I’ve not only seen parents rallying together for the school and local community, but beyond, too: I once received a message on one of my groups - from a parent I’ve yet to meet - asking for clothing donations for Afghan refugees arriving in England.

As someone who struggles with social anxiety and isn’t great at in-person conversations with strangers, the school mum WhatsApp groups have also been a lifeline for me socially.

I first got to know many of my ‘mum friends’ - now some of my best friends - through messages trickling through on these very WhatsApp chats.
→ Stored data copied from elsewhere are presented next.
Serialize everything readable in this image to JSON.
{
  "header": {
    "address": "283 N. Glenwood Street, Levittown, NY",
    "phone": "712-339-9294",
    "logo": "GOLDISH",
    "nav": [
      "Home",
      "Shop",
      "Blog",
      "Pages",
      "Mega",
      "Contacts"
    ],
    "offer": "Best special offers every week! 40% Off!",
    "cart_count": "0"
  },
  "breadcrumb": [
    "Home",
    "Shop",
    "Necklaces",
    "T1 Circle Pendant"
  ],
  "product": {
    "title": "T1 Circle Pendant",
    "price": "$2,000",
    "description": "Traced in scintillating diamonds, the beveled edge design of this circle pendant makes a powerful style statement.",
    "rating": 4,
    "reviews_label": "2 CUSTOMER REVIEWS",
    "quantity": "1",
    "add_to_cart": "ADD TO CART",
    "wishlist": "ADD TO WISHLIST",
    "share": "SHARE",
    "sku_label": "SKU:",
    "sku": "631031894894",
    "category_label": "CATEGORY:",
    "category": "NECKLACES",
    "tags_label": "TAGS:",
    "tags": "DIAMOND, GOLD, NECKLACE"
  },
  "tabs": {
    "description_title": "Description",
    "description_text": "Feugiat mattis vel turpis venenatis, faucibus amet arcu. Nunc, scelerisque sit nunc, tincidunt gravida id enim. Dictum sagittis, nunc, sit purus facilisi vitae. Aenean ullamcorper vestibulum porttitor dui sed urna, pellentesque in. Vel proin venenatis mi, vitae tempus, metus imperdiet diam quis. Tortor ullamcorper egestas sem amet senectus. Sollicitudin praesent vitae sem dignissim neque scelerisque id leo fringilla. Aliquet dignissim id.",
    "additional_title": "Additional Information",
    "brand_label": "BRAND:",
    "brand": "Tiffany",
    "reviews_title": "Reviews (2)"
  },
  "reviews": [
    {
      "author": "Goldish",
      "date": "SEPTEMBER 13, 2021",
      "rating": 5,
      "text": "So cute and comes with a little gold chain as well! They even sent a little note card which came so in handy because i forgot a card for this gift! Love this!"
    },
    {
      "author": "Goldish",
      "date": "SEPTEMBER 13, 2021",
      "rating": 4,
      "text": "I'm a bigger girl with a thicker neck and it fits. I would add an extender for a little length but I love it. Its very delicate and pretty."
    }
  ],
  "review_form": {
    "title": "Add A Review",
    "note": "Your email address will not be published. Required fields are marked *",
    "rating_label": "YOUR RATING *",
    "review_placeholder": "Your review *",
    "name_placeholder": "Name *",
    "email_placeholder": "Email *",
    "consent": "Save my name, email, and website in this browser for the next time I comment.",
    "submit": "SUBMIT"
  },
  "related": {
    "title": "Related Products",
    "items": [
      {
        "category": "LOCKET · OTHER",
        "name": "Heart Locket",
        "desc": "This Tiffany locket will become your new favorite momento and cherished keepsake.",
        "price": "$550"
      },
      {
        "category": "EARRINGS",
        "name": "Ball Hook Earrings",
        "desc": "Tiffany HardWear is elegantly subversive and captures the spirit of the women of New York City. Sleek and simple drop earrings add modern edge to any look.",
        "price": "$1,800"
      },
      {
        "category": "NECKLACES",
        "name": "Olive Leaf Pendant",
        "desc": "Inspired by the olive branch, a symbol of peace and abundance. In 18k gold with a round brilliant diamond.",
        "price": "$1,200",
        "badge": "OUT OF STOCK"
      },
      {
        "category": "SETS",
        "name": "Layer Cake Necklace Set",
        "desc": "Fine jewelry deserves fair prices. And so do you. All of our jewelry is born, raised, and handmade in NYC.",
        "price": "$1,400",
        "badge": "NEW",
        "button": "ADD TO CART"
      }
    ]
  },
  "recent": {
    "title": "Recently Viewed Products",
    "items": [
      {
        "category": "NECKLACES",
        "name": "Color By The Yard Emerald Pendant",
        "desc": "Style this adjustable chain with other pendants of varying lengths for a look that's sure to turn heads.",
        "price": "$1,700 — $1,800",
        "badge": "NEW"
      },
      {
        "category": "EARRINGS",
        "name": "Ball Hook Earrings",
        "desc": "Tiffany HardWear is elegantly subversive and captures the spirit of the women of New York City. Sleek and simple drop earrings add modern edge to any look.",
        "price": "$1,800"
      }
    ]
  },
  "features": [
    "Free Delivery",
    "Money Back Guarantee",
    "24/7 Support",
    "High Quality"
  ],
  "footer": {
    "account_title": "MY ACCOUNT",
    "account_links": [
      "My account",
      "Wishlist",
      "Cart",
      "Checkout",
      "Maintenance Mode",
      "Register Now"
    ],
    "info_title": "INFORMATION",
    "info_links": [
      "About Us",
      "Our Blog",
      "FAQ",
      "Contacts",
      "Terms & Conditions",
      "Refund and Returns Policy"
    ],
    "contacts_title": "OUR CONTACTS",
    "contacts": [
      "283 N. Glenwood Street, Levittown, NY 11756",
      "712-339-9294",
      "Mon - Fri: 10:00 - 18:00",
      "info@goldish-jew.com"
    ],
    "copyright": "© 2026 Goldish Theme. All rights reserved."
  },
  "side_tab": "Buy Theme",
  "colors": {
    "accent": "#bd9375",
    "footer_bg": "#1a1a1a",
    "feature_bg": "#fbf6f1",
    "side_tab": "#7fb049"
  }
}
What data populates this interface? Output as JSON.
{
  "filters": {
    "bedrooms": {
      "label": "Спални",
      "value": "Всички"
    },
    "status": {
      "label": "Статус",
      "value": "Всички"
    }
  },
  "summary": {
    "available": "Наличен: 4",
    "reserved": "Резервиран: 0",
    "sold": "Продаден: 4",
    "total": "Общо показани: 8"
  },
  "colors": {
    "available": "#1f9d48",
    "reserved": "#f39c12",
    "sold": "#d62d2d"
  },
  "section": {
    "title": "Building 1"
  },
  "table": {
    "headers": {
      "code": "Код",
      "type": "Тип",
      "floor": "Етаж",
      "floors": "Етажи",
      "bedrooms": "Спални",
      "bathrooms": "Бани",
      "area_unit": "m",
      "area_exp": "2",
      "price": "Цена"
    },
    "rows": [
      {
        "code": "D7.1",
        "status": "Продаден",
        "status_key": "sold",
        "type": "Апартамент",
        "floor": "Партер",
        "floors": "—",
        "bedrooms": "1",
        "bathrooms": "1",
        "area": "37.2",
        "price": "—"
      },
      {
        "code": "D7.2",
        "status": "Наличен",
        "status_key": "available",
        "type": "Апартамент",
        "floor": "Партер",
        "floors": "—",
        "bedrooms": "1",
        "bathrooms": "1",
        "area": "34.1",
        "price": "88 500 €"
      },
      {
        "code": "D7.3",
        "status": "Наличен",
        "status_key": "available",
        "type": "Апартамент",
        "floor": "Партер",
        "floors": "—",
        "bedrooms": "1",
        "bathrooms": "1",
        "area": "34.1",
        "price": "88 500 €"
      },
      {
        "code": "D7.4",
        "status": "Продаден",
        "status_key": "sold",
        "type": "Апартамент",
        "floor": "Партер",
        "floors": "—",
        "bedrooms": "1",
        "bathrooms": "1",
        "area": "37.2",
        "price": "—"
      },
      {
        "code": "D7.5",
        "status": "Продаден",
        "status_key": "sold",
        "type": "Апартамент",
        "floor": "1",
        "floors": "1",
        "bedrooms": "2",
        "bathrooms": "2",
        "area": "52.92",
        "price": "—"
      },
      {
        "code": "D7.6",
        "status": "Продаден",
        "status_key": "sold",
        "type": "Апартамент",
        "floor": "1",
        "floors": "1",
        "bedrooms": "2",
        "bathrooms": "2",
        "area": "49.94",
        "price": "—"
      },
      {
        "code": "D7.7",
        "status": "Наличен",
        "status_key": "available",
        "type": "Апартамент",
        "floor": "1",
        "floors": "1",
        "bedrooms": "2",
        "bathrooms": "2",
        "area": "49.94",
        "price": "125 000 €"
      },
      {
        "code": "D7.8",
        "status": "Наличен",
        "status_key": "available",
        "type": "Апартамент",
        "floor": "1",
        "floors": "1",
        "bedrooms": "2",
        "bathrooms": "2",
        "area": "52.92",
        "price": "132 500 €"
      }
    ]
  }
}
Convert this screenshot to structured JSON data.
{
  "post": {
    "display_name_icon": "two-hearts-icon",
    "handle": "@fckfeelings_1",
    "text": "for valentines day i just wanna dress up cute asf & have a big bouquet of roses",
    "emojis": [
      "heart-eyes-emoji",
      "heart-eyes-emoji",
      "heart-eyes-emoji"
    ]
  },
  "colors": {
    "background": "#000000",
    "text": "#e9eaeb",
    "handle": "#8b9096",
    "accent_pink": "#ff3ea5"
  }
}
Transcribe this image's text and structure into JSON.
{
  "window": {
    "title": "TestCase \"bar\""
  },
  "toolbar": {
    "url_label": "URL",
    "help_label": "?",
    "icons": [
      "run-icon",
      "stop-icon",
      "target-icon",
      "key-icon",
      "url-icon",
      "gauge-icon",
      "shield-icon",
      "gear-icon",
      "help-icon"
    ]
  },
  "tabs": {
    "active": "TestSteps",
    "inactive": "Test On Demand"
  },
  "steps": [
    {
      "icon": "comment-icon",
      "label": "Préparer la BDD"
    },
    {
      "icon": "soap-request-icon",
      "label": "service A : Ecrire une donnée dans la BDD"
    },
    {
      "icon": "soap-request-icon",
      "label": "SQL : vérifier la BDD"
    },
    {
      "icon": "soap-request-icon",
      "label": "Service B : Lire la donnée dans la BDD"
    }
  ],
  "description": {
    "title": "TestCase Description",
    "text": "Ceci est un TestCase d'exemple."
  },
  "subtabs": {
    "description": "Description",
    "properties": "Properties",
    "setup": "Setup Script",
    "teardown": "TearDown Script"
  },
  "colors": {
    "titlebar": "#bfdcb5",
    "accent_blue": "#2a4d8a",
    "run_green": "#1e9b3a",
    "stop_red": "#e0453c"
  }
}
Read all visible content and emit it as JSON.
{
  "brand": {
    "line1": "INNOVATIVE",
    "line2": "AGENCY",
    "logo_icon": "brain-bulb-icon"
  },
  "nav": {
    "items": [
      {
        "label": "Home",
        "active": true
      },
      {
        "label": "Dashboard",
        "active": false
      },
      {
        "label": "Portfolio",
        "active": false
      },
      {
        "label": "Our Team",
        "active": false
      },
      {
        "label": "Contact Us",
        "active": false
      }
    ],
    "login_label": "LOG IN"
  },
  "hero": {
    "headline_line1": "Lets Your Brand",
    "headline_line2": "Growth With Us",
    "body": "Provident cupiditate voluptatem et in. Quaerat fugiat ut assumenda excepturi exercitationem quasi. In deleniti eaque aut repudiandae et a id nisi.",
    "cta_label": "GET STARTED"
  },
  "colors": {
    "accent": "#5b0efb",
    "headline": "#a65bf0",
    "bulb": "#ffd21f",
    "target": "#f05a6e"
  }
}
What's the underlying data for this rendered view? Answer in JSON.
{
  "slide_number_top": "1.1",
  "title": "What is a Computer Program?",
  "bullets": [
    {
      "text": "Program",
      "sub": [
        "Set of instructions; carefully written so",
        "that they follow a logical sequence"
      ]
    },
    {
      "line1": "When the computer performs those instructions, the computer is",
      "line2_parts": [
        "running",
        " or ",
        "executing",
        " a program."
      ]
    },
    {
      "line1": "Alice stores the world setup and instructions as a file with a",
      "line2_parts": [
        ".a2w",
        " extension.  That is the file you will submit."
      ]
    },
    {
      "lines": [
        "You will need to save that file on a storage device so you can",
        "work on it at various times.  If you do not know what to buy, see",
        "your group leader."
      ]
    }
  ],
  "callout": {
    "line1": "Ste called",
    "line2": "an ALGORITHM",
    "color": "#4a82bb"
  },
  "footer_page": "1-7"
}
I find in-person conversations with strangers intimidating, so it’s easier for me to get to know people when I can write my thoughts down.

My kids have benefitted, too: these chats have opened up all sorts of social possibilities for them, like whole-class parties, Trick-or-Treating expeditions, after-school sports clubs, summer camps with classmates and more.

I won’t pretend these groups are all flowers, butterflies and chats about world peace – they can be vipers’ nests. Throwing 30+ strangers with strong opinions and unlimited phone access together has its downsides. Personalities clash. People unload things that are inappropriate on the forum. Some parents complain excessively… it can all get extremely tense. If you’re looking for drama, you’ll find more on these chats than across an entire series of the Real Housewives franchise.

These issues were exacerbated during the pandemic, when the WhatsApps stopped offering comfort and support, instead stoking anger and pitting parents against one another (frustrations at the government’s classification of ‘essential workers’ was one major source of stress). I had to completely switch off for the sake of my mental health. I muted the chats, but I couldn’t quite bring myself to leave them altogether.

I’m glad I stayed: when school started up again, these groups were back to their usual helpful pings and offers of toys and books looking for a new home, as if nothing had changed, even though so many previously unimaginable things had come to pass. The chats did evolve, however – and for the better. I’m noticing lots more dads popping up and sending messages on them.

They say parenthood is full of fleeting moments – blink and your child can do something they couldn’t the day before - but weirdly, the WhatsApps feel like a permanent fixture, at least during the school years. It’s just the cast of characters that changes.

The school mum WhatsApp group is a universally recognisable experience, a rite of passage for parents that opens us to a plurality of voices and perspectives, some positive, others less so.

Part of the beauty of WhatsApp is that you can always swiftly exit the group before you get sucked in. Always an option... but where’s the fun in that?